In Example 77, the apparatus of any one of Examples 75-76 can optionally include the feature that the apparatus is a computing system.

Example 78 is at least one computer-readable medium comprising instructions that, when executed, implement the method of any one of Examples 66-71 or realize the apparatus of any one of Examples 74-77.

Example 79 is a non-transitory, tangible, computer-readable storage medium encoded with instructions that, when executed, cause a processing unit to perform a method for preventing an inband Basic Input/Output System (BIOS) update in a composed system in a rack scale environment, the method comprising: receiving a request for an update; and blocking the update, based on a determination that the update is to firmware of a compute node, to prevent the BIOS update.

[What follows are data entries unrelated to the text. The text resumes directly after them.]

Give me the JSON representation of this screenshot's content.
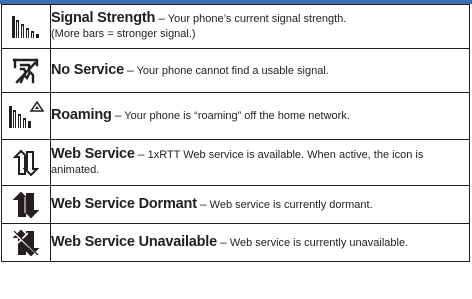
{
  "rows": [
    {
      "icon": "signal-strength-icon",
      "name": "Signal Strength",
      "separator": "–",
      "description": "Your phone’s current signal strength.",
      "description2": "(More bars = stronger signal.)"
    },
    {
      "icon": "no-service-icon",
      "name": "No Service",
      "separator": "–",
      "description": "Your phone cannot find a usable signal."
    },
    {
      "icon": "roaming-icon",
      "name": "Roaming",
      "separator": "–",
      "description": "Your phone is “roaming” off the home network."
    },
    {
      "icon": "web-service-icon",
      "name": "Web Service",
      "separator": "–",
      "description": "1xRTT Web service is available. When active, the icon is animated."
    },
    {
      "icon": "web-service-dormant-icon",
      "name": "Web Service Dormant",
      "separator": "–",
      "description": "Web service is currently dormant."
    },
    {
      "icon": "web-service-unavailable-icon",
      "name": "Web Service Unavailable",
      "separator": "–",
      "description": "Web service is currently unavailable."
    }
  ],
  "colors": {
    "accent_bar": "#3b6fb4",
    "text": "#231f20"
  }
}
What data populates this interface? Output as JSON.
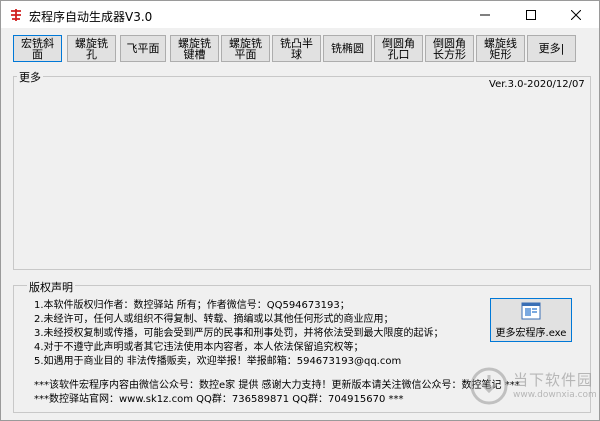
{
  "window": {
    "title": "宏程序自动生成器V3.0"
  },
  "toolbar": {
    "buttons": [
      "宏铣斜面",
      "螺旋铣孔",
      "飞平面",
      "螺旋铣 键槽",
      "螺旋铣 平面",
      "铣凸半球",
      "铣椭圆",
      "倒圆角 孔口",
      "倒圆角 长方形",
      "螺旋线 矩形",
      "更多|"
    ]
  },
  "more_panel": {
    "label": "更多",
    "version": "Ver.3.0-2020/12/07"
  },
  "copyright": {
    "label": "版权声明",
    "lines": [
      "1.本软件版权归作者：数控驿站 所有；作者微信号：QQ594673193；",
      "2.未经许可，任何人或组织不得复制、转载、摘编或以其他任何形式的商业应用；",
      "3.未经授权复制或传播，可能会受到严厉的民事和刑事处罚，并将依法受到最大限度的起诉；",
      "4.对于不遵守此声明或者其它违法使用本内容者，本人依法保留追究权等；",
      "5.如遇用于商业目的 非法传播贩卖，欢迎举报！举报邮箱：594673193@qq.com"
    ],
    "footer1": "***该软件宏程序内容由微信公众号：数控e家 提供 感谢大力支持！更新版本请关注微信公众号：数控笔记 ***",
    "footer2": "***数控驿站官网：www.sk1z.com   QQ群：736589871   QQ群：704915670 ***"
  },
  "exe_button": {
    "label": "更多宏程序.exe"
  },
  "watermark": {
    "title": "当下软件园",
    "url": "www.downxia.com"
  },
  "colors": {
    "accent": "#0078d7",
    "window_bg": "#f0f0f0",
    "button_bg": "#e1e1e1"
  }
}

In Example 80, the medium of Example 79 can optionally include the feature of the method further comprising: allowing the update based on a determination that the compute node is operating in an administrator mode, wherein the compute node operates in the administrator mode based at least in part on an authentication.

In Example 81, the medium of any one of Examples 79-80 can optionally include the feature of the method further comprising: authorizing an operation in an administrator mode, based at least in part on an authentication.

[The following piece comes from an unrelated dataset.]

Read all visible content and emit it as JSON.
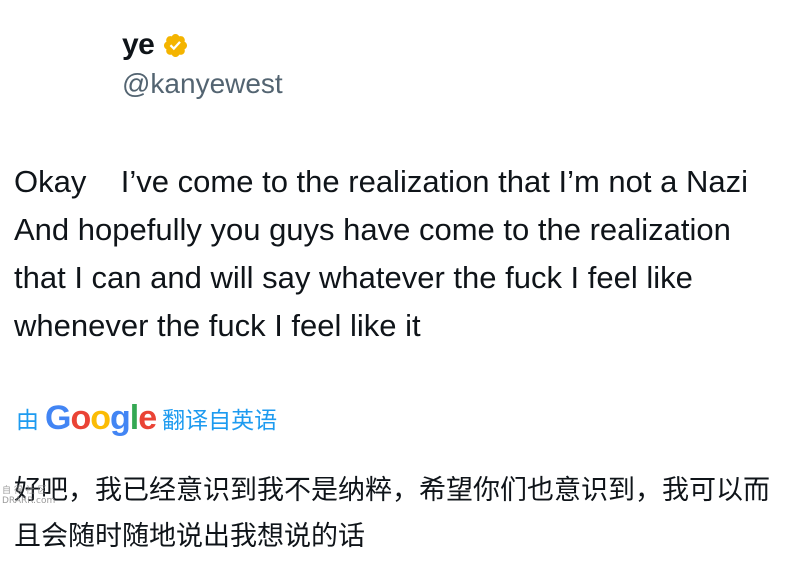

In Example 82, the medium of any one of Examples 79-81 can optionally include the feature of the method further comprising: providing an indication of resources based on a service level agreement, based at least in part on a query of available resources.

In Example 83, the medium of any one of Examples 79-82 can optionally include the feature of the method further comprising: providing an indication of available resources, based at least in part on a query of available resources and a determination that the compute node is operating in an administrator mode, wherein the compute node operates in the administrator mode based at least in part on an authentication.

In Example 84, the medium of any one of Examples 79-83 can optionally include the feature of the method further comprising: receiving an out-of-band message to exit from an administrator mode, wherein the compute node operates in the administrator mode based at least in part on an authentication.

In Example 85, the medium of any one of Examples 79-84 can optionally include the feature of the method further comprising: blocking the update based on a determination that the compute node is operating in a user mode.

Example 86 is an apparatus for implementing debuggability hooks, the apparatus comprising: a memory element operable to store electronic code; and a processor operable to execute instructions associated with the electronic code to assign a first identifier to a first processing core of a plurality of processing cores, to assign a second identifier to a second processing core of the plurality of processing cores, and to receive from one of the plurality of processing cores a first message including a POST code and the first identifier or the second identifier.

In Example 87, the apparatus of Example 86 can optionally include the feature that the first message includes a first timestamp, and the processor is to receive a second message including a second timestamp and to determine a difference between the first timestamp and the second timestamp.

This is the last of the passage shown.